Dalam Manhaj Hamidi, pembelajaran dimulai dari kaligrafi yang paling mudah, seperti khot riq’ah, sebelum melangkah ke jenis-jenis kaligrafi yang lebih kompleks. Durus tamhidiyah atau pelajaran awal menjadi inti dari metode ini. Pada tahap ini, peserta belajar memahami rahasia huruf dan teknik dasar yang menjadi fondasi kaligrafi. Ukuran keberhasilan metode ini bukan ditentukan oleh waktu, melainkan oleh sejauh mana peserta mampu menguasai materi yang diajarkan.
Pembelajaran yang Berorientasi pada Sanad
Metode ini juga menekankan pentingnya sanad atau mata rantai keilmuan yang tersambung dari guru ke guru. Setiap peserta yang berhasil menyelesaikan pelajaran akan mendapatkan ijazah resmi melalui upacara pemberian ijazah khot. Ijazah ini menjadi bukti bahwa seorang kaligrafer memiliki identitas keilmuan yang jelas dan terhubung dengan para guru terdahulu.
Menghidupkan Kaligrafi di Workshop
Di awal workshop, Adillah Zahra menjelaskan konsep dasar Manhaj Hamidi kepada para peserta. Ia juga berbagi pengalaman bagaimana metode ini membantunya memahami seni kaligrafi secara mendalam. Setelah sesi teori, workshop dilanjutkan dengan praktik. Adillah membimbing para peserta satu per satu, mengoreksi setiap goresan pena mereka, memastikan bahwa setiap huruf yang dibuat mendekati kesempurnaan.

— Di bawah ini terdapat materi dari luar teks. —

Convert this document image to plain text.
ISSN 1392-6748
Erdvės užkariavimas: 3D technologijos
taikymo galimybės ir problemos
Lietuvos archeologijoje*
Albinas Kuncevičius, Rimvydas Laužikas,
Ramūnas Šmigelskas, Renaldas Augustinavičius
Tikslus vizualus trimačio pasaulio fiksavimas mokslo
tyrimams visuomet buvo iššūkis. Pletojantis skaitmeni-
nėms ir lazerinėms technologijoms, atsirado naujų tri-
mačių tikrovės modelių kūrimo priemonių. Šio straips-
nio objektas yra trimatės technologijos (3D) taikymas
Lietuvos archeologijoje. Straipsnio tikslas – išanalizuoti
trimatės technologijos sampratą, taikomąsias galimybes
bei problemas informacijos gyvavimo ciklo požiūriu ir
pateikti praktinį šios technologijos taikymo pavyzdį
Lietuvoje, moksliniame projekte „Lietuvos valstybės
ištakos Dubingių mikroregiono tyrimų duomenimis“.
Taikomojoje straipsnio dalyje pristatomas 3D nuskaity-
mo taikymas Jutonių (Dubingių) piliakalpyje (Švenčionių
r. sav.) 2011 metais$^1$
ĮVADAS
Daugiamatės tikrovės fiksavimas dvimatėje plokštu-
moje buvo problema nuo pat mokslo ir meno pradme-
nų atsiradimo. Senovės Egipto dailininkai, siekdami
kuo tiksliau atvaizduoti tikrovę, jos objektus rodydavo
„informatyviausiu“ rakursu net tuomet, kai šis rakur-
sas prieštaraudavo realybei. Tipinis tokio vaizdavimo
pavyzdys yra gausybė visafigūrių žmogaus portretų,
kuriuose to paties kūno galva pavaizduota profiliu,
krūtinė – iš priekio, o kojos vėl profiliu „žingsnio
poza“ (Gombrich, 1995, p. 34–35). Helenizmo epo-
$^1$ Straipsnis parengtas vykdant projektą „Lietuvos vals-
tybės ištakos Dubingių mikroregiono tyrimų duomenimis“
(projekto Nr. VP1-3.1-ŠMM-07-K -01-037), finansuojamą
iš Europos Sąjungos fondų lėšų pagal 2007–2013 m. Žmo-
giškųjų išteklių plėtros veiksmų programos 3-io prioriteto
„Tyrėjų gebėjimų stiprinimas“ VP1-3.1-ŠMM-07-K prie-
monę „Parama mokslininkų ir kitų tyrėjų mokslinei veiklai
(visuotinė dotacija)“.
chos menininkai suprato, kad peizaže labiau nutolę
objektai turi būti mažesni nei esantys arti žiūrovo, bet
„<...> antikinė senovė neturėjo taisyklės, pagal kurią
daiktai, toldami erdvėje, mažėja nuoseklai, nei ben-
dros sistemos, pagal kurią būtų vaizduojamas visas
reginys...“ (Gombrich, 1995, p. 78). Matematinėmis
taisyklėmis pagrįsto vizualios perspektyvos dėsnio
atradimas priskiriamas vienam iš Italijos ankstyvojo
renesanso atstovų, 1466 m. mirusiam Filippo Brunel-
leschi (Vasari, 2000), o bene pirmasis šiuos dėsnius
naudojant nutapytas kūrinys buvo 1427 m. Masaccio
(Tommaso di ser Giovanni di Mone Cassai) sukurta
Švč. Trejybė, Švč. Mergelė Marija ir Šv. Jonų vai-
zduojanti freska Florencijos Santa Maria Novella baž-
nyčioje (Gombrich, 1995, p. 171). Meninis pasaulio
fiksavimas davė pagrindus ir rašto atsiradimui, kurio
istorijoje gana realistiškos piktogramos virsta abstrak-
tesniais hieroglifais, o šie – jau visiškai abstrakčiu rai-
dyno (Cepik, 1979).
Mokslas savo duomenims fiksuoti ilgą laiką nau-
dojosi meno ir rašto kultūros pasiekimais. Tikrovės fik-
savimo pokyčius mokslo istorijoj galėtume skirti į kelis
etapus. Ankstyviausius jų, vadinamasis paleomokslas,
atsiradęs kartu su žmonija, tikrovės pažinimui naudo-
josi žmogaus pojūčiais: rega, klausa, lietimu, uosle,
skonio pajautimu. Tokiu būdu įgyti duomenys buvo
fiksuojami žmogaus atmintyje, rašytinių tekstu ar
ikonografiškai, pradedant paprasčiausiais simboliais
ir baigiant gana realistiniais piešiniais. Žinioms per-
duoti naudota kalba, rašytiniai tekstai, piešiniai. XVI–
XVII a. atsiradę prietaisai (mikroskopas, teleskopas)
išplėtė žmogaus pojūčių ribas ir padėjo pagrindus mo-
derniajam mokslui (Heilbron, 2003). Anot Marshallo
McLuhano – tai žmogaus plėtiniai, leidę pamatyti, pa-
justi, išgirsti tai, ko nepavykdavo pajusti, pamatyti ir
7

Peserta diajak untuk meniru contoh dalam buku pelajaran, sebuah pendekatan yang melatih ketekunan dan kesabaran. "Belajar kaligrafi itu seperti menanam pohon. Butuh waktu dan kesabaran, tapi hasilnya sangat memuaskan," ujar Adillah dengan senyum hangat.
Inspirasi dari Syaikh Belaid Hamidi
Syaikh Belaid Hamidi, yang menjadi inspirasi utama metode ini, belajar khot di Istanbul di bawah bimbingan para masyayikh. Pengetahuan dan pengalamannya menjadi dasar dari Manhaj Hamidi, yang kini diajarkan secara luas. Dengan pendekatan ini, Adillah berharap generasi muda dapat lebih mencintai seni kaligrafi Islam dan menjadikannya sebagai bagian dari kehidupan mereka.
Workshop kaligrafi ini bukan hanya tentang belajar seni menulis huruf Arab yang indah, tetapi juga tentang melestarikan tradisi dan nilai-nilai keilmuan Islam. Bagi para santriwati Pesantren Nurul Hikmah, pengalaman ini tentu menjadi kenangan berharga yang memotivasi mereka untuk terus belajar dan berkarya.